35 Yet thou sayest, Because I am innocent, surely his anger shall turn from me. Behold, I will plead with thee, because thou sayest, I have not sinned.
[AD 420] Jerome on Jeremiah 2:35-36
(Ver. 35, 36) And you said: I am without sin and innocent: and therefore let your anger turn away from me. Behold, I will contend with you in judgment, because you have said: I have not sinned: how despicable you have become, repeating your ways too much (or how greatly you have despised). This should be used against those who refuse to acknowledge their own sins: but in the time of affliction and distress, they claim to unjustly endure what they endure: and they provoke the wrath of God even more, because the greater sin is not to mourn what they have done, but to offer empty excuses for their sins. He said, 'I will argue with you in court for what you have said, 'I have not sinned': as if this sin is any greater, to have something in one's conscience and to speak it out in one's words. Let the new heresy hear that the wrath of God is even the greatest, not to humbly confess one's sin, but shamelessly boast of righteousness.'

[AD 444] Cyril of Alexandria on Jeremiah 2:35
It makes God angry for us to imagine that we are free from all impurity. He is even found saying to one of those who led polluted lives, Behold, I have a suit with you because you say I have not sinned, in that you have acted very contemptuously in repeating your ways. For the repetition of the way to sins is for us, when we are overtaken by offenses, to refuse to believe that we are guilty of the defilement that arises from them.

[AD 444] Cyril of Alexandria on Jeremiah 2:35
Let us, therefore, pray without ceasing, according to the expression of the blessed Paul. Let us be careful to do so aright.… Remember him who says by the voice of Isaiah, Declare your sins first, that you may be justified;9 remember too that he rebukes those who will not do so and says, Behold, I have a judgment against you, because you say I have not sinned.

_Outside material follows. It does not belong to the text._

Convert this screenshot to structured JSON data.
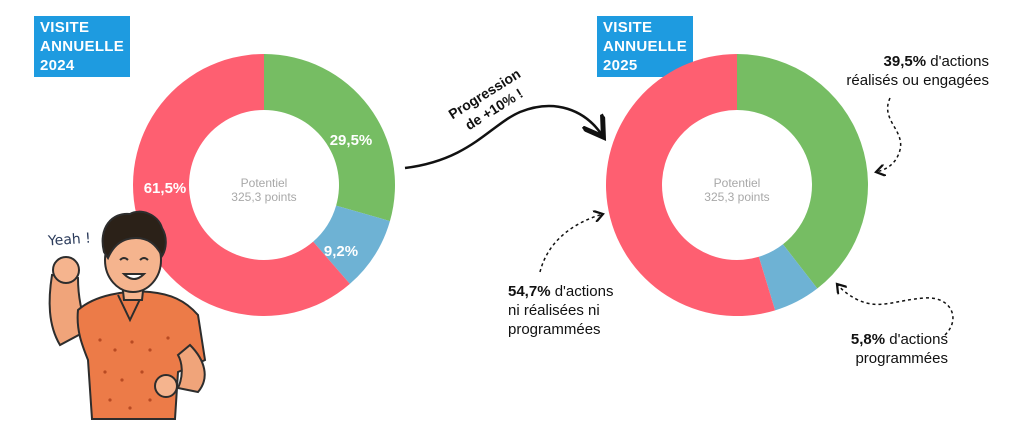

Examine the words of the saints, for one says, “The righteous is the accuser of himself in the beginning of his words,” and another says, “I said, I will confess against myself my transgression to the Lord; and you forgave the iniquity of my heart.”

[AD 444] Cyril of Alexandria on Jeremiah 2:35
For God readily accepts and has mercy on those who do not forget their offenses but fall down before him and ask of him forgiveness. But he is severe, and very justly so, on the hardhearted and the proud, and on one who in his great ignorance acquits himself of blame. For God said to one thus disposed, Behold, I have a suit against you, because you say, I have not sinned. For who can boast that he has a pure heart? Or who can have confidence that he is undefiled by sins? The road then to salvation, and which delivers those who earnestly walk on it from the wrath of God, is the confession of offenses, and to say in our prayers to him who purifies the wicked, Forgive us our sins.